Key Charts - Size and Structure
Borrowing Subsidy for Too-Big-To-Fail Banks has Declined Since the Crisis: GAO
- Maturity Mismatch & Average Bond Yield Spread: As stated in the GAO report, maturity mismatch is the difference between short term debt and cash divided by total liabilities. Average bond yield spread is the difference between the yield on a bond and Treasury bond with similar maturity. The yield spread measures the price investors charge a bank holding company to borrow to offset potential credit risk.
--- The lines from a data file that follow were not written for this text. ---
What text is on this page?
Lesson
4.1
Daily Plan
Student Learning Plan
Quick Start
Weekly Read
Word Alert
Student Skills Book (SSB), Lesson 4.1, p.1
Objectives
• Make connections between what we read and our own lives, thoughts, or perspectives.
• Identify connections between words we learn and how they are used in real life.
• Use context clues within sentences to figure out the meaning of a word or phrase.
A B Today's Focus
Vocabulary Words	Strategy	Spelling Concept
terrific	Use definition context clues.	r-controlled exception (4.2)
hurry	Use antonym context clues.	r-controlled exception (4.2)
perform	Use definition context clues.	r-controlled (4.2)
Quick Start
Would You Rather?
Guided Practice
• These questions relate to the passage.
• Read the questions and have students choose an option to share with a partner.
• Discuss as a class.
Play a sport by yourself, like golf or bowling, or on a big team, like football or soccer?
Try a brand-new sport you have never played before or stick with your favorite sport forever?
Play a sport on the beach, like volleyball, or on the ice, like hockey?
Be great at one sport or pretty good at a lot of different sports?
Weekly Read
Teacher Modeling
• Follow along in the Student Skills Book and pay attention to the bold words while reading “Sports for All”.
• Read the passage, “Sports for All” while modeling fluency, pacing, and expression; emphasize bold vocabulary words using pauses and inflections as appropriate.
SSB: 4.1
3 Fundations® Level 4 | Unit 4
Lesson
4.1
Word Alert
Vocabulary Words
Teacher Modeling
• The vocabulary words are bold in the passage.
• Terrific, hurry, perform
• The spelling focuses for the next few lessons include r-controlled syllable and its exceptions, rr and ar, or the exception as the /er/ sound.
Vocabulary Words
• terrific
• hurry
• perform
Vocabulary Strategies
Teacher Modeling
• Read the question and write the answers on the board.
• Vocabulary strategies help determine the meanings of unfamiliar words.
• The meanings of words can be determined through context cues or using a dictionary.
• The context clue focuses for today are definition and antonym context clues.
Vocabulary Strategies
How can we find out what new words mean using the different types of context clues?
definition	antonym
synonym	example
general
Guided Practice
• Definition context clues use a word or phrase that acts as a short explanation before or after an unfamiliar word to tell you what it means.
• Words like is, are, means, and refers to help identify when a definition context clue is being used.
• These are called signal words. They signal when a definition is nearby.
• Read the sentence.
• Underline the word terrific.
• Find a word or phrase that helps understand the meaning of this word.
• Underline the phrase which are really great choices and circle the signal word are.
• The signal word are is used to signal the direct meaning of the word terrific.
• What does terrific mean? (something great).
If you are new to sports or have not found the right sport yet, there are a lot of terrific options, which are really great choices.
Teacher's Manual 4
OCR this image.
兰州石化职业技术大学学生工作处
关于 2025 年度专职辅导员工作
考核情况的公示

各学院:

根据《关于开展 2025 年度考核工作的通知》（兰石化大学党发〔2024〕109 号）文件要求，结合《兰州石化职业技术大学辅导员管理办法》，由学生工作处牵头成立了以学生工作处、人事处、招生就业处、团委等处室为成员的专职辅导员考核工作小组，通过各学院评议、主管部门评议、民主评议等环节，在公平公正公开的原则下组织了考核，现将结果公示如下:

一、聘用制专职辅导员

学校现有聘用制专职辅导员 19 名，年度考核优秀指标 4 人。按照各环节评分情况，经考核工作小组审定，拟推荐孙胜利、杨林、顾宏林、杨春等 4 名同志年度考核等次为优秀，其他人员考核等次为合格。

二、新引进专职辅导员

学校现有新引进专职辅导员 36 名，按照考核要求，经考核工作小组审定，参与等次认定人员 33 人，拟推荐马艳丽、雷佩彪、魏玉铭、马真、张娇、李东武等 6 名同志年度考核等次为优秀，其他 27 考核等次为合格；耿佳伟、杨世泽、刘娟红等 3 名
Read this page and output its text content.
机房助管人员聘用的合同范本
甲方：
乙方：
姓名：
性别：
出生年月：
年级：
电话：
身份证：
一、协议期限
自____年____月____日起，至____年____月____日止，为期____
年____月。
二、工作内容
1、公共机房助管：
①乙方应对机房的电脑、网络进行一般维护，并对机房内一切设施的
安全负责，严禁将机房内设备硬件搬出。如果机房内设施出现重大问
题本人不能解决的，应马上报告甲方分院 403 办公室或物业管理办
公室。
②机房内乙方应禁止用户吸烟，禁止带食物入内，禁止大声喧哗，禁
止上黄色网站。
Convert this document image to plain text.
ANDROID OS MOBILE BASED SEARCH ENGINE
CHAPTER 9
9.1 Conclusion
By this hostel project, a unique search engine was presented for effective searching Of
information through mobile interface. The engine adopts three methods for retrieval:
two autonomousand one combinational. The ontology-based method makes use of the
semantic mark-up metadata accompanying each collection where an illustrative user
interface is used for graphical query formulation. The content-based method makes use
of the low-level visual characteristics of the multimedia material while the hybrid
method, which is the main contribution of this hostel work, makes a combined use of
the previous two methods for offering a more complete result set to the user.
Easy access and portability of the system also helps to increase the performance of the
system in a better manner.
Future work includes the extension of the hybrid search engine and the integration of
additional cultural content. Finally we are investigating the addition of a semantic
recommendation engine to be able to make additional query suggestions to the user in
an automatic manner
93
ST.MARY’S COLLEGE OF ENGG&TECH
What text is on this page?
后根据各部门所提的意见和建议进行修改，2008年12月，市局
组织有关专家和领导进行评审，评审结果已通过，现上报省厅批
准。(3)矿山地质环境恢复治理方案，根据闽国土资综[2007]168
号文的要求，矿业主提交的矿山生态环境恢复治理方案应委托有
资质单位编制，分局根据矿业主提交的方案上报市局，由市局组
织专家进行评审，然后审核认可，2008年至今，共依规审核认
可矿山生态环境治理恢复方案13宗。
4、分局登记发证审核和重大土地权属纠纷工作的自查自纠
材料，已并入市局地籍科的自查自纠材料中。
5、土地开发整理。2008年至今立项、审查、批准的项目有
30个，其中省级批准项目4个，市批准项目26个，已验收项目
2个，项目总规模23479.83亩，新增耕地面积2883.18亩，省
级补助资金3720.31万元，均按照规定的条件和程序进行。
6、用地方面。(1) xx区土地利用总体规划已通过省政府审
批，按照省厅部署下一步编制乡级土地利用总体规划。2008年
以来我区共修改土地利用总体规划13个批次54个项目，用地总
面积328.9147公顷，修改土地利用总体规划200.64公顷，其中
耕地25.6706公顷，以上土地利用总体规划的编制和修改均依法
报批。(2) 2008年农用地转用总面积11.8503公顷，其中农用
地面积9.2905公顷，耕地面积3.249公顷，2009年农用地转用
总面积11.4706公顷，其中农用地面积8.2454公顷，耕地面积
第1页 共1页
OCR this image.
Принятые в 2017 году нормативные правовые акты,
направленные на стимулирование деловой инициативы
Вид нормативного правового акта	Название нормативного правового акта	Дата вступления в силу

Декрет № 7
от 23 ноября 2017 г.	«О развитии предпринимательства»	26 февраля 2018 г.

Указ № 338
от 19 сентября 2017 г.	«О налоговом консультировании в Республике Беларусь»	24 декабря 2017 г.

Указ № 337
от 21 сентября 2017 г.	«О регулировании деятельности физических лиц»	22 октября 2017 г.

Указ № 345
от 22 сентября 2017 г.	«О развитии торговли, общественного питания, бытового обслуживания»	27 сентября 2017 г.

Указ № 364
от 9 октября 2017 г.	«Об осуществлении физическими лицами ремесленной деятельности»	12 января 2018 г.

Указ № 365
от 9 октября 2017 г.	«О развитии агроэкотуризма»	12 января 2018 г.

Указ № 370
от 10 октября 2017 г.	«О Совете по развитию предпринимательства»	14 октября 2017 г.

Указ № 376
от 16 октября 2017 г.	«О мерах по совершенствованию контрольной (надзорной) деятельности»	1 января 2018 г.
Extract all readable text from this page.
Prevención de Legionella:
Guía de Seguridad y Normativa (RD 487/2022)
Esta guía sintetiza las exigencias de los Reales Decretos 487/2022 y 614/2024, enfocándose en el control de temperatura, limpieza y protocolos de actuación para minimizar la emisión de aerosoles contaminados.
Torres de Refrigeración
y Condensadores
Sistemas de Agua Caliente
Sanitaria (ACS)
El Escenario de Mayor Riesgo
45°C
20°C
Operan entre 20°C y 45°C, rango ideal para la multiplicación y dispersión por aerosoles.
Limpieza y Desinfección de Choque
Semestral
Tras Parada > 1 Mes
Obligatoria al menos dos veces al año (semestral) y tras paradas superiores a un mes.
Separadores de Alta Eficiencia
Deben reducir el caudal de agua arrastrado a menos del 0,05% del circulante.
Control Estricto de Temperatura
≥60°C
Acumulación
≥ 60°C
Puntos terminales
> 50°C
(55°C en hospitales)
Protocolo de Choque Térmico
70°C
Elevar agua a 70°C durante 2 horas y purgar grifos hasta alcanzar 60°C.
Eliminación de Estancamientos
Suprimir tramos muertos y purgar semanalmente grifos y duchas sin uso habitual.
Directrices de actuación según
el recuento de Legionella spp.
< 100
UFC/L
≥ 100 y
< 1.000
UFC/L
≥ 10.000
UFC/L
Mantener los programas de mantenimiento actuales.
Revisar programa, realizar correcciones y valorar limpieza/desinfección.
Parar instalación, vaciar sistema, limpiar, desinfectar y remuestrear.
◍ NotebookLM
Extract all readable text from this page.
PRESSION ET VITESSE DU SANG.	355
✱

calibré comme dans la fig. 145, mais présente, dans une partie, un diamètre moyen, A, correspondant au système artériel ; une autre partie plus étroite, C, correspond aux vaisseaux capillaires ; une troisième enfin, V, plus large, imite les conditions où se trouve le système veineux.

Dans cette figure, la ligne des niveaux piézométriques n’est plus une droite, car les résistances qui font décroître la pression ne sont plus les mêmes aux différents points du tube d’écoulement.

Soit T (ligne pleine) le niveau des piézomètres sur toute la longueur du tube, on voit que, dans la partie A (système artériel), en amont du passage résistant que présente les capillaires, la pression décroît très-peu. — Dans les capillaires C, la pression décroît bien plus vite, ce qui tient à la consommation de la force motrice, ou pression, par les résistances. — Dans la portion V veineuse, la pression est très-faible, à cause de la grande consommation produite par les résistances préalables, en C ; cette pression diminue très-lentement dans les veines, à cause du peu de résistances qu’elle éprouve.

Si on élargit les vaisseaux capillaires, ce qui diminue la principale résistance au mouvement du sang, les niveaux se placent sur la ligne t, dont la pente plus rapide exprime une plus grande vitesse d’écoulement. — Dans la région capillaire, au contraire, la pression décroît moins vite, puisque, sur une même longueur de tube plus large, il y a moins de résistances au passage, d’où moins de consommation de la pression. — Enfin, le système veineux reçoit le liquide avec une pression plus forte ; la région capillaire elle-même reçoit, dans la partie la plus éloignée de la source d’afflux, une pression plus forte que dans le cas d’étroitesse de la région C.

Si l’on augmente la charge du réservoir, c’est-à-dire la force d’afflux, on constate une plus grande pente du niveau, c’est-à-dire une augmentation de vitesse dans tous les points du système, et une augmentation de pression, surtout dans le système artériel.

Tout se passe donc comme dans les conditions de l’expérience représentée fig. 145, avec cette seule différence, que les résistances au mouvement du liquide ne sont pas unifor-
- Findings - As can be seen from the figures below, maturity mismatch fell dramatically from an average of 17.87 in 2008 to -1.04 in 2013, suggesting that bank holding companies have dramatically reduced their short term, more volatile, liabilities while at the same time retaining more cash and other liquid assets. A similar decline, though not as dramatic, occurred with average bond yields which fell roughly 300 basis points between 2008 and 2013, suggesting a general belief amongst the investing public that bank holding companies have become more financially stable and less prone to significant credit risks.
- Possible Reasons - Both findings could be the result of increased regulatory requirements stemming from the Dodd-Frank Act and Basel III, amongst other regulations, and/or a general shift by bank holding companies to rely less on short term liabilities.